A empresa diz que, desde 2025, empreendeu esforços contínuos e de boa-fé para buscar uma solução consensual para as pendências existentes, participando de diversas rodadas de negociação com o suporte de assessores jurídicos e financeiros especializados.

Ao longo desse período, segundo a Addiante, a companhia manteve postura construtiva e aberta ao diálogo, sempre privilegiando a composição amigável e a preservação da relação comercial.

Contudo, apesar das sucessivas iniciativas conduzidas pela Addiante e do tempo dedicado à construção de alternativas viáveis para ambas as partes, não foi possível alcançar as condições necessárias para a formalização de um acordo, afirma a empresa.

Na avaliação da Addiante, a ausência de definição definitiva para a solução das pendências revelou a falta de condições da requerida em preservar a proteção da coletividade dos credores e deixou de demonstrar que, neste caso, exista de fato e de direito uma empresa viável a ser preservada.

A empresa afirma ainda que a situação vem impondo impactos e prejuízos à Addiante, que permanece cumprindo suas responsabilidades e zelando pelos compromissos assumidos.
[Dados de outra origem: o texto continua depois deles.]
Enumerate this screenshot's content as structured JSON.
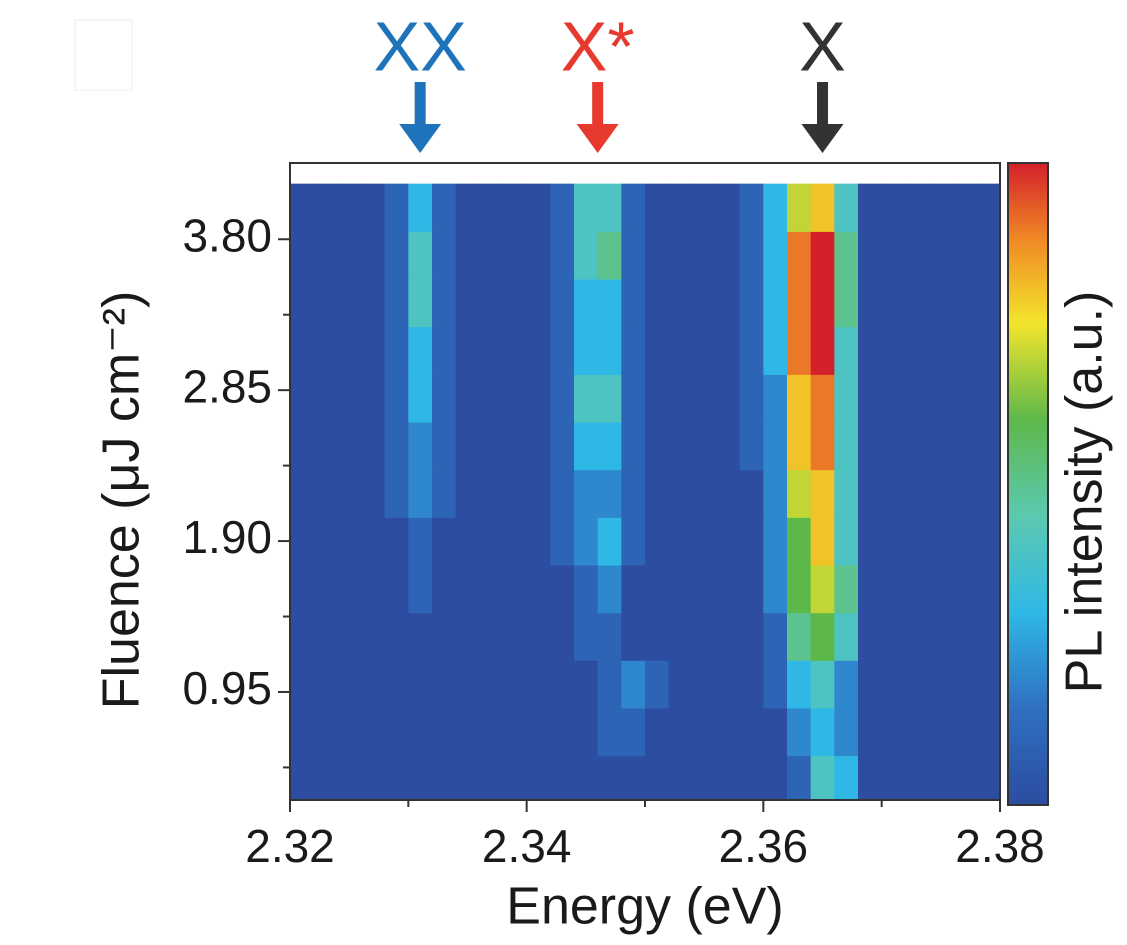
{
  "chart_data": {
    "type": "heatmap",
    "xlabel": "Energy (eV)",
    "ylabel": "Fluence (μJ cm⁻²)",
    "colorbar_label": "PL intensity (a.u.)",
    "xlim": [
      2.32,
      2.38
    ],
    "xticks": [
      2.32,
      2.34,
      2.36,
      2.38
    ],
    "xminorticks": [
      2.33,
      2.35,
      2.37
    ],
    "ylim": [
      0.27,
      4.28
    ],
    "yticks": [
      0.95,
      {
        "value": 1.9,
        "label": "1.90"
      },
      2.85,
      {
        "value": 3.8,
        "label": "3.80"
      }
    ],
    "yminorticks": [
      0.475,
      1.425,
      2.375,
      3.325
    ],
    "zlim": [
      0,
      10
    ],
    "annotations": [
      {
        "text": "XX",
        "x": 2.331,
        "color": "#1f73bb"
      },
      {
        "text": "X*",
        "x": 2.346,
        "color": "#e8392f"
      },
      {
        "text": "X",
        "x": 2.365,
        "color": "#333333"
      }
    ],
    "x": [
      2.321,
      2.323,
      2.325,
      2.327,
      2.329,
      2.331,
      2.333,
      2.335,
      2.337,
      2.339,
      2.341,
      2.343,
      2.345,
      2.347,
      2.349,
      2.351,
      2.353,
      2.355,
      2.357,
      2.359,
      2.361,
      2.363,
      2.365,
      2.367,
      2.369,
      2.371,
      2.373,
      2.375,
      2.377,
      2.379
    ],
    "y": [
      0.4,
      0.7,
      1.0,
      1.3,
      1.6,
      1.9,
      2.2,
      2.5,
      2.8,
      3.1,
      3.4,
      3.7,
      4.0
    ],
    "z": [
      [
        0,
        0,
        0,
        0,
        0,
        0,
        0,
        0,
        0,
        0,
        0,
        0,
        0,
        0,
        0,
        0,
        0,
        0,
        0,
        0,
        0,
        1,
        4,
        3,
        0,
        0,
        0,
        0,
        0,
        0
      ],
      [
        0,
        0,
        0,
        0,
        0,
        0,
        0,
        0,
        0,
        0,
        0,
        0,
        0,
        1,
        1,
        0,
        0,
        0,
        0,
        0,
        0,
        2,
        3,
        2,
        0,
        0,
        0,
        0,
        0,
        0
      ],
      [
        0,
        0,
        0,
        0,
        0,
        0,
        0,
        0,
        0,
        0,
        0,
        0,
        0,
        1,
        2,
        1,
        0,
        0,
        0,
        0,
        1,
        3,
        4,
        2,
        0,
        0,
        0,
        0,
        0,
        0
      ],
      [
        0,
        0,
        0,
        0,
        0,
        0,
        0,
        0,
        0,
        0,
        0,
        0,
        1,
        1,
        0,
        0,
        0,
        0,
        0,
        0,
        1,
        5,
        6,
        4,
        0,
        0,
        0,
        0,
        0,
        0
      ],
      [
        0,
        0,
        0,
        0,
        0,
        1,
        0,
        0,
        0,
        0,
        0,
        0,
        1,
        2,
        0,
        0,
        0,
        0,
        0,
        0,
        2,
        6,
        7,
        5,
        0,
        0,
        0,
        0,
        0,
        0
      ],
      [
        0,
        0,
        0,
        0,
        0,
        1,
        0,
        0,
        0,
        0,
        0,
        1,
        2,
        3,
        1,
        0,
        0,
        0,
        0,
        0,
        2,
        6,
        8,
        4,
        0,
        0,
        0,
        0,
        0,
        0
      ],
      [
        0,
        0,
        0,
        0,
        1,
        2,
        1,
        0,
        0,
        0,
        0,
        1,
        2,
        2,
        1,
        0,
        0,
        0,
        0,
        0,
        2,
        7,
        8,
        4,
        0,
        0,
        0,
        0,
        0,
        0
      ],
      [
        0,
        0,
        0,
        0,
        1,
        2,
        1,
        0,
        0,
        0,
        0,
        1,
        3,
        3,
        1,
        0,
        0,
        0,
        0,
        1,
        2,
        8,
        9,
        4,
        0,
        0,
        0,
        0,
        0,
        0
      ],
      [
        0,
        0,
        0,
        0,
        1,
        3,
        1,
        0,
        0,
        0,
        0,
        1,
        4,
        4,
        1,
        0,
        0,
        0,
        0,
        1,
        2,
        8,
        9,
        4,
        0,
        0,
        0,
        0,
        0,
        0
      ],
      [
        0,
        0,
        0,
        0,
        1,
        3,
        1,
        0,
        0,
        0,
        0,
        1,
        3,
        3,
        1,
        0,
        0,
        0,
        0,
        1,
        3,
        9,
        10,
        4,
        0,
        0,
        0,
        0,
        0,
        0
      ],
      [
        0,
        0,
        0,
        0,
        1,
        4,
        1,
        0,
        0,
        0,
        0,
        1,
        3,
        3,
        1,
        0,
        0,
        0,
        0,
        1,
        3,
        9,
        10,
        5,
        0,
        0,
        0,
        0,
        0,
        0
      ],
      [
        0,
        0,
        0,
        0,
        1,
        4,
        1,
        0,
        0,
        0,
        0,
        1,
        4,
        5,
        1,
        0,
        0,
        0,
        0,
        1,
        3,
        9,
        10,
        5,
        0,
        0,
        0,
        0,
        0,
        0
      ],
      [
        0,
        0,
        0,
        0,
        1,
        3,
        1,
        0,
        0,
        0,
        0,
        1,
        4,
        4,
        1,
        0,
        0,
        0,
        0,
        1,
        3,
        7,
        8,
        4,
        0,
        0,
        0,
        0,
        0,
        0
      ]
    ]
  }
}
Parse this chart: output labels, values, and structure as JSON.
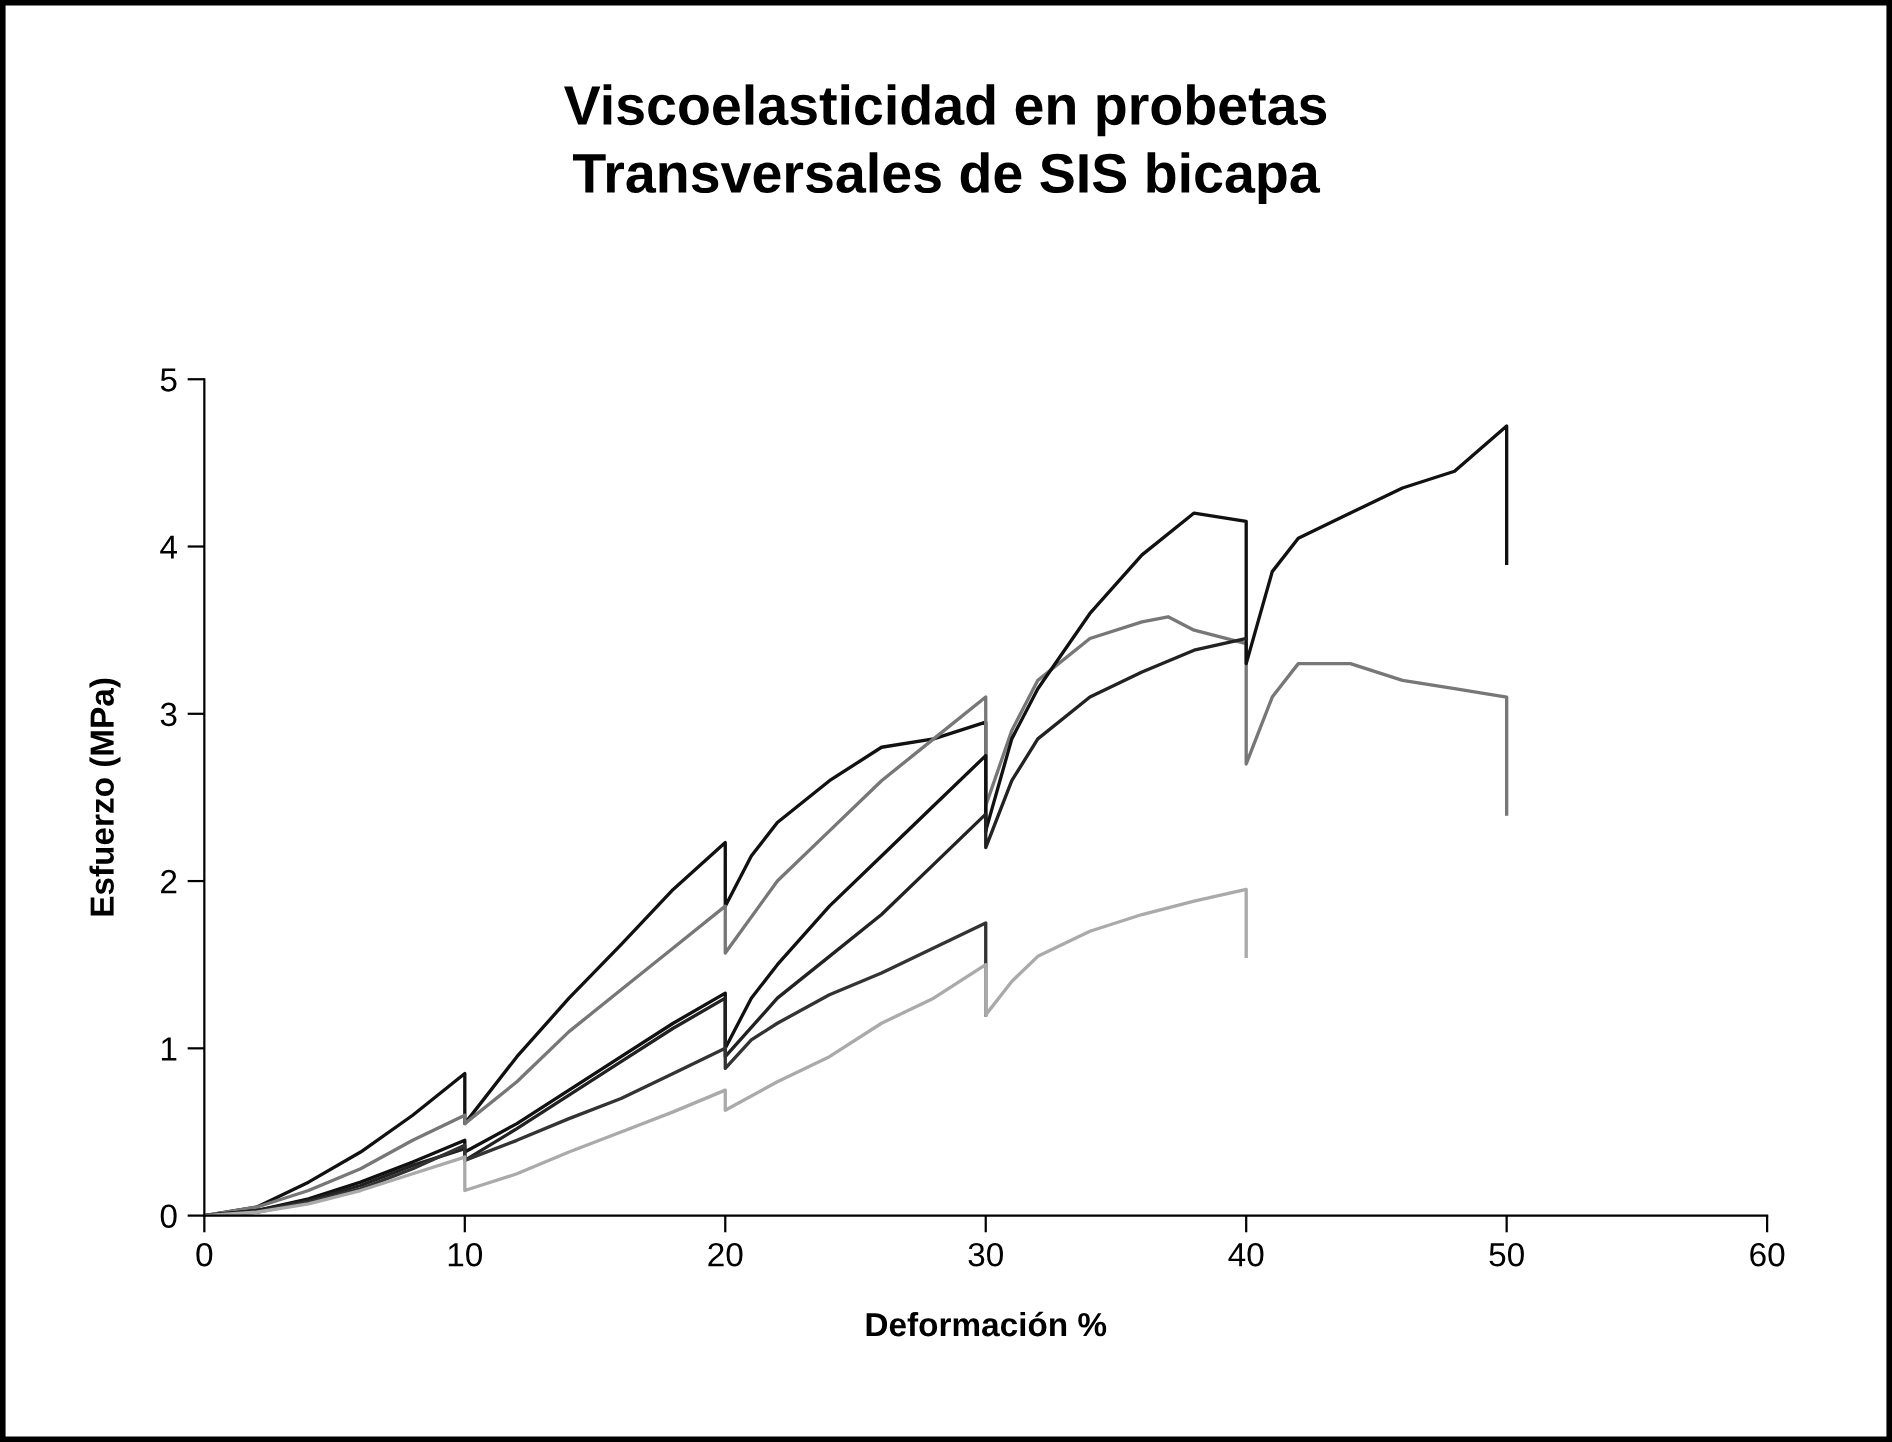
{
  "chart_data": {
    "type": "line",
    "title": "Viscoelasticidad en probetas\nTransversales de SIS bicapa",
    "xlabel": "Deformación %",
    "ylabel": "Esfuerzo (MPa)",
    "xlim": [
      0,
      60
    ],
    "ylim": [
      0,
      5
    ],
    "xticks": [
      0,
      10,
      20,
      30,
      40,
      50,
      60
    ],
    "yticks": [
      0,
      1,
      2,
      3,
      4,
      5
    ],
    "grid": false,
    "legend": false,
    "line_style": "solid",
    "marker": "none",
    "series": [
      {
        "color": "#111111",
        "x": [
          0,
          2,
          4,
          6,
          8,
          10,
          10,
          12,
          14,
          16,
          18,
          20,
          20,
          21,
          22,
          24,
          26,
          28,
          30,
          30
        ],
        "values": [
          0,
          0.05,
          0.2,
          0.38,
          0.6,
          0.85,
          0.55,
          0.95,
          1.3,
          1.62,
          1.95,
          2.23,
          1.85,
          2.15,
          2.35,
          2.6,
          2.8,
          2.85,
          2.95,
          2.3
        ]
      },
      {
        "color": "#777777",
        "x": [
          0,
          2,
          4,
          6,
          8,
          10,
          10,
          12,
          14,
          16,
          18,
          20,
          20,
          22,
          24,
          26,
          28,
          30,
          30,
          31,
          32,
          34,
          36,
          37,
          38,
          40,
          40,
          41,
          42,
          44,
          46,
          48,
          50,
          50
        ],
        "values": [
          0,
          0.05,
          0.15,
          0.28,
          0.45,
          0.6,
          0.55,
          0.8,
          1.1,
          1.35,
          1.6,
          1.85,
          1.57,
          2.0,
          2.3,
          2.6,
          2.85,
          3.1,
          2.45,
          2.9,
          3.2,
          3.45,
          3.55,
          3.58,
          3.5,
          3.42,
          2.7,
          3.1,
          3.3,
          3.3,
          3.2,
          3.15,
          3.1,
          2.4
        ]
      },
      {
        "color": "#111111",
        "x": [
          0,
          2,
          4,
          6,
          8,
          10,
          10,
          12,
          14,
          16,
          18,
          20,
          20,
          21,
          22,
          24,
          26,
          28,
          30,
          30,
          31,
          32,
          34,
          36,
          38,
          40,
          40,
          41,
          42,
          44,
          46,
          48,
          50,
          50
        ],
        "values": [
          0,
          0.03,
          0.1,
          0.2,
          0.32,
          0.45,
          0.38,
          0.55,
          0.75,
          0.95,
          1.15,
          1.33,
          1.0,
          1.3,
          1.5,
          1.85,
          2.15,
          2.45,
          2.75,
          2.3,
          2.85,
          3.15,
          3.6,
          3.95,
          4.2,
          4.15,
          3.3,
          3.85,
          4.05,
          4.2,
          4.35,
          4.45,
          4.72,
          3.9
        ]
      },
      {
        "color": "#222222",
        "x": [
          0,
          2,
          4,
          6,
          8,
          10,
          10,
          12,
          14,
          16,
          18,
          20,
          20,
          22,
          24,
          26,
          28,
          30,
          30,
          31,
          32,
          34,
          36,
          38,
          40
        ],
        "values": [
          0,
          0.03,
          0.09,
          0.18,
          0.3,
          0.4,
          0.33,
          0.52,
          0.72,
          0.92,
          1.12,
          1.3,
          0.95,
          1.3,
          1.55,
          1.8,
          2.1,
          2.4,
          2.2,
          2.6,
          2.85,
          3.1,
          3.25,
          3.38,
          3.45
        ]
      },
      {
        "color": "#333333",
        "x": [
          0,
          2,
          4,
          6,
          8,
          10,
          10,
          12,
          14,
          16,
          18,
          20,
          20,
          21,
          22,
          24,
          26,
          28,
          30,
          30
        ],
        "values": [
          0,
          0.02,
          0.08,
          0.16,
          0.28,
          0.42,
          0.33,
          0.45,
          0.58,
          0.7,
          0.85,
          1.0,
          0.88,
          1.05,
          1.15,
          1.32,
          1.45,
          1.6,
          1.75,
          1.2
        ]
      },
      {
        "color": "#aaaaaa",
        "x": [
          0,
          2,
          4,
          6,
          8,
          10,
          10,
          12,
          14,
          16,
          18,
          20,
          20,
          22,
          24,
          26,
          28,
          30,
          30,
          31,
          32,
          34,
          36,
          38,
          40,
          40
        ],
        "values": [
          0,
          0.02,
          0.07,
          0.15,
          0.25,
          0.35,
          0.15,
          0.25,
          0.38,
          0.5,
          0.62,
          0.75,
          0.63,
          0.8,
          0.95,
          1.15,
          1.3,
          1.5,
          1.2,
          1.4,
          1.55,
          1.7,
          1.8,
          1.88,
          1.95,
          1.55
        ]
      }
    ]
  }
}
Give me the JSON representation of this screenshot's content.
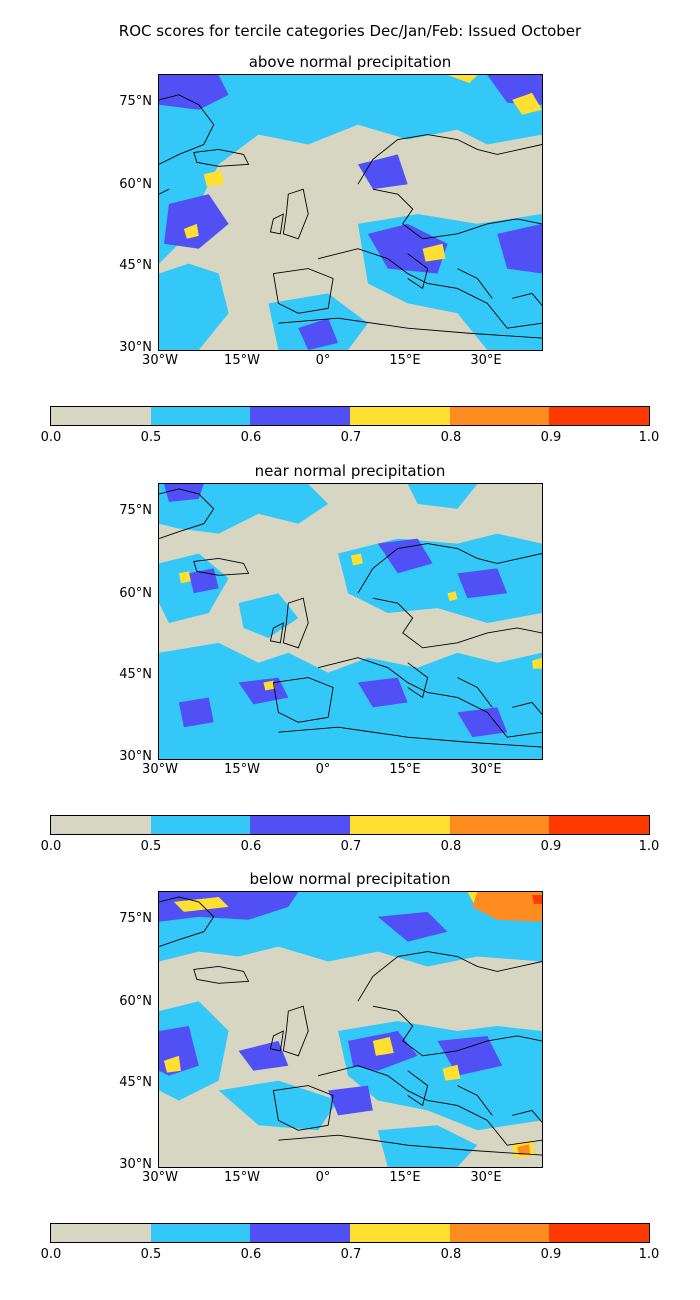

O pedido de falência é utilizado pela credora como uma tentativa de cobrar judicialmente o débito. Não significa, porém, que a falência será necessariamente decretada.

O processo ainda precisa ser analisado pela Justiça, que deverá avaliar os requisitos legais para o pedido e as características da dívida apresentada pela Addiante.

A medida pode fazer a Addiante receber mais rápido?

Não necessariamente, segundo a advogada consultada pela reportagem. O pedido de falência pode aumentar a pressão sobre uma empresa devedora, mas não equivale à garantia de pagamento. Caso a falência seja decretada, a cobrança passa a obedecer ao regime próprio do processo falimentar, com regras para arrecadação e venda de ativos e pagamento dos credores conforme a classificação prevista na legislação.

Por isso, a efetividade da medida depende da existência de patrimônio disponível, da posição do crédito da Addiante na ordem de pagamentos e das decisões tomadas ao longo do processo. A advogada sustenta ainda uma interpretação específica sobre a natureza das obrigações discutidas no caso. Essa posição é da defesa da Addiante e ainda depende da análise judicial.

Outro elemento relevante da disputa são os veículos envolvidos no contrato. Segundo Turquino, são 1.607 veículos relacionados à operação. A advogada afirma que a Addiante poderá buscar a retomada desses ativos, dependendo do entendimento judicial sobre os contratos e sobre os efeitos da recuperação da Ambipar.

Essa questão pode ser tão importante quanto a própria cobrança financeira. Para uma empresa de locação, recuperar os veículos pode representar uma forma de preservar ativos que continuam tendo valor econômico, independentemente da capacidade da devedora de quitar imediatamente o passivo.

Mas a retomada não ocorre automaticamente com o pedido de falência. A possibilidade e as condições para recuperação dos bens dependem do processo e das decisões judiciais.

O que a estratégia revela?

O caso mostra uma situação particularmente delicada para empresas de locação de veículos pesados: o risco não está apenas no não recebimento das parcelas, mas também na permanência dos ativos locados dentro da operação de uma empresa em dificuldade financeira. No caso da Addiante, a estratégia combina a cobrança judicial da dívida com a discussão sobre os ativos vinculados ao contrato.

Segundo a advogada, a companhia acumulava valores em aberto e decidiu levar a disputa à Justiça. A Addiante, por sua vez, afirma que tentou negociar uma solução desde 2025 e que não foi possível chegar a um acordo. O pedido de falência, portanto, deve ser entendido dentro desse contexto e não como uma garantia de que os R$ 187,3 milhões serão recuperados.

A efetividade da medida dependerá da análise da Justiça, da situação patrimonial da Ambipar e do enquadramento jurídico dado aos créditos e aos veículos envolvidos na operação.